He wants a new drug
President Trump has been promoting the malaria and lupus drug hydroxychloroquine to treat COVID-19 "with all of the enthusiasm of a real estate developer," even as the medical experts on his coronavirus task force have repeatedly "warned against overselling a drug yet to be proved a safe remedy, particularly for heart patients," The New York Times reports. Some hospitals in Sweden stopped using hodroxycholoriquinine to treat the coronavirus due to adverse side effects, and the International Society of Antimicrobial Chemotherapy rejected a positive French study it had published on the drug, cited by Trump.

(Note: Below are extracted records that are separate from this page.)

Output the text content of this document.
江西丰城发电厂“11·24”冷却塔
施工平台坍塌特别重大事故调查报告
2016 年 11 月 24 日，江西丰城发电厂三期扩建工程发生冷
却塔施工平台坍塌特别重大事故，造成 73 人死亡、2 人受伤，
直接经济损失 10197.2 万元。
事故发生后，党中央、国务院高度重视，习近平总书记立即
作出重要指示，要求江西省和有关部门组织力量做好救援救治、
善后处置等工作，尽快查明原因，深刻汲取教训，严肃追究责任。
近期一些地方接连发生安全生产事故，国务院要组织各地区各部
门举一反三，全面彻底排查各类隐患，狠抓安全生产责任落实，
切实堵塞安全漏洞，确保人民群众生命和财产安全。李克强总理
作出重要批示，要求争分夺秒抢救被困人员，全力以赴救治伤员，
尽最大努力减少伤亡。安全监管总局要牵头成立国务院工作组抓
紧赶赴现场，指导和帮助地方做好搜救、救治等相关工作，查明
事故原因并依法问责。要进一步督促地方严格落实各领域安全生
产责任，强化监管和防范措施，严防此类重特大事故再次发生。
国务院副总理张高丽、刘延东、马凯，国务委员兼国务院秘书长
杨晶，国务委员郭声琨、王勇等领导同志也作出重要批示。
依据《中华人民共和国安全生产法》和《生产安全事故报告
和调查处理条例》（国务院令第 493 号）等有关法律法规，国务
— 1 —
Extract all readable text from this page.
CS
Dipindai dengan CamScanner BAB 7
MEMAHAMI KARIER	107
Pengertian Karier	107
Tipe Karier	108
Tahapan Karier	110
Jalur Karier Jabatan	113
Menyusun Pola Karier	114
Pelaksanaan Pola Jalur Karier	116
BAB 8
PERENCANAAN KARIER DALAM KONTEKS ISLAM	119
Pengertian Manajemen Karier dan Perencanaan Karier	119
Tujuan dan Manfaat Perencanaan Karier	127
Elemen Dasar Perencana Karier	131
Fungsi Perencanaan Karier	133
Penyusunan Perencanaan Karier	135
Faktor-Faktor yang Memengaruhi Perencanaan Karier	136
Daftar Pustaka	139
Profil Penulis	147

Dr. Anthony Fauci, the top U.S. infectious disease officials, has warned publicly and privately against promoting the drug absent studies showing its effectiveness, and "behind the scenes, career health officials have raised even stronger warnings about the risk to some Americans' heart health and other complications, but been warned not to publicly speak out and potentially contradict Trump," Politico reports. "Trump's focus on the drugs ... has increasingly warped his administration's response. Health officials have been told to prioritize the anti-malaria drugs over other projects that scientists believe have more potential to fight the outbreak." So...
"If hydroxychloroquine becomes an accepted treatment, several pharmaceutical companies stand to profit, including shareholders and senior executives with connections to the president," the Times reports. "Trump himself has a small personal financial interest in Sanofi, the French drugmaker that makes Plaquenil, the brand-name version of hydroxychloroquine." Other top Trump donors, allies, golf buddies, and Cabinet officials also have various ties to hydroxychlorquine.
On the other hand, some hospitals in New York are using the drug to treat COVID-19, with mixed results. Senior administration officials tell Politico that Trump really believes hydroxychloroquine could end the COVID-19 pandemic. Trump has told associates Oracle founder Larry Ellison first pointed him to the drug, and TV personality Dr. Mehmet Oz, Rudy Giuliani, and trade adviser Peter Navarro have boosted his faith. "He thinks that it's the drug that's going to get everyone back to work," one Republican close to the White House told Politico, joking: "Do you have a supply?"